И не хотел, и знал, что не надо говорить, да само говорилось. Но если лгал, то не совсем: как хорошему актеру, стоило ему вообразить, что он что-нибудь чувствует, для того чтобы действительно почувствовать; а иной раз бывали чувства противоположные, и он сам тогда не знал, какое настоящее.

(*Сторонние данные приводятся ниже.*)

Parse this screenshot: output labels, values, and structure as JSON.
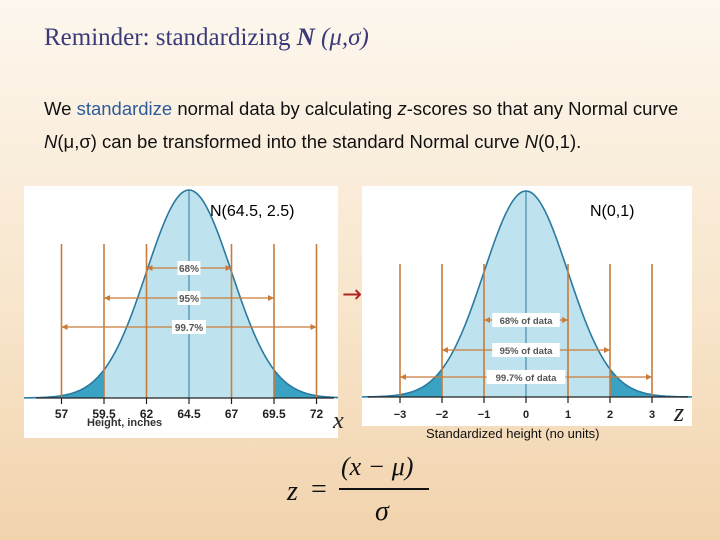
{
  "title": {
    "prefix": "Reminder: standardizing",
    "N": "N",
    "params": "(μ,σ)"
  },
  "paragraph": {
    "p1": "We ",
    "p2": "standardize",
    "p3": " normal data by calculating ",
    "p4": "z",
    "p5": "-scores so that any Normal curve ",
    "p6": "N",
    "p7": "(μ,σ)",
    "p8": " can be transformed into the standard Normal curve ",
    "p9": "N",
    "p10": "(0,1)."
  },
  "left_chart": {
    "label": "N(64.5, 2.5)",
    "ticks": [
      "57",
      "59.5",
      "62",
      "64.5",
      "67",
      "69.5",
      "72"
    ],
    "pct_labels": [
      "68%",
      "95%",
      "99.7%"
    ],
    "axis_title": "Height, inches",
    "x_var": "x",
    "color_fill": "#bfe3ee",
    "color_tail": "#3aa2c2",
    "color_lines": "#c97b3a"
  },
  "right_chart": {
    "label": "N(0,1)",
    "ticks": [
      "−3",
      "−2",
      "−1",
      "0",
      "1",
      "2",
      "3"
    ],
    "pct_labels": [
      "68% of data",
      "95% of data",
      "99.7% of data"
    ],
    "axis_title": "Standardized height (no units)",
    "z_var": "z"
  },
  "arrow": "→",
  "formula": {
    "lhs": "z",
    "eq": "=",
    "numerator": "(x − μ)",
    "denominator": "σ"
  }
}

Нет, сейчас нельзя, – начал Рылеев уже другим, повеселевшим голосом: как всегда, облегчив сердце в жалобе, ободрился. – Сейчас нельзя. А вот будущей весной, на майском параде или на петергофском празднике, летом, что ли?.. Якубовича бы можно хоть сейчас с цепи спустить – у него рука не дрогнет. Да боюсь: беды наделает, сразу вооружит всех против Общества…

– Берегись, Рылеев: твой Каховский хуже Якубовича. Намедни опять в Царское ездил…

– Врешь!

– Спроси самого… Государь нынче, говорят, все один, без караула, в парке гуляет. Вот он его и выслеживает, охотится. Ну долго ли до греха? Ведь ни за что пропадем… Образумил бы его хоть ты, что ли?

– Образумишь, как же! – проговорил Рылеев, пожимая плечами с досадой. – Намедни влетел ко мне как полоумный, едва поздоровался, да с первого же слова – бац: «Послушай, говорит, Рылеев, я пришел тебе сказать, что решил убить царя. Объяви Думе, пусть назначит срок…» Лежал я на софе, вскочил как ошпаренный: что ты, что ты, говорю, сумасшедший! Верно, хочешь погубить Общество… И так, и сяк. Куда тебе! Уперся, ничего не слушает. Вынь да положь. Только уж под конец стал я перед ним на колени, взмолился: пожалей, говорю, хоть Наташу да Настеньку! Ну, тут как будто задумался, притих, а потом заплакал, обнял меня: ну, говорит, ладно, подожду еще немного… С тем и ушел. Да надолго ли?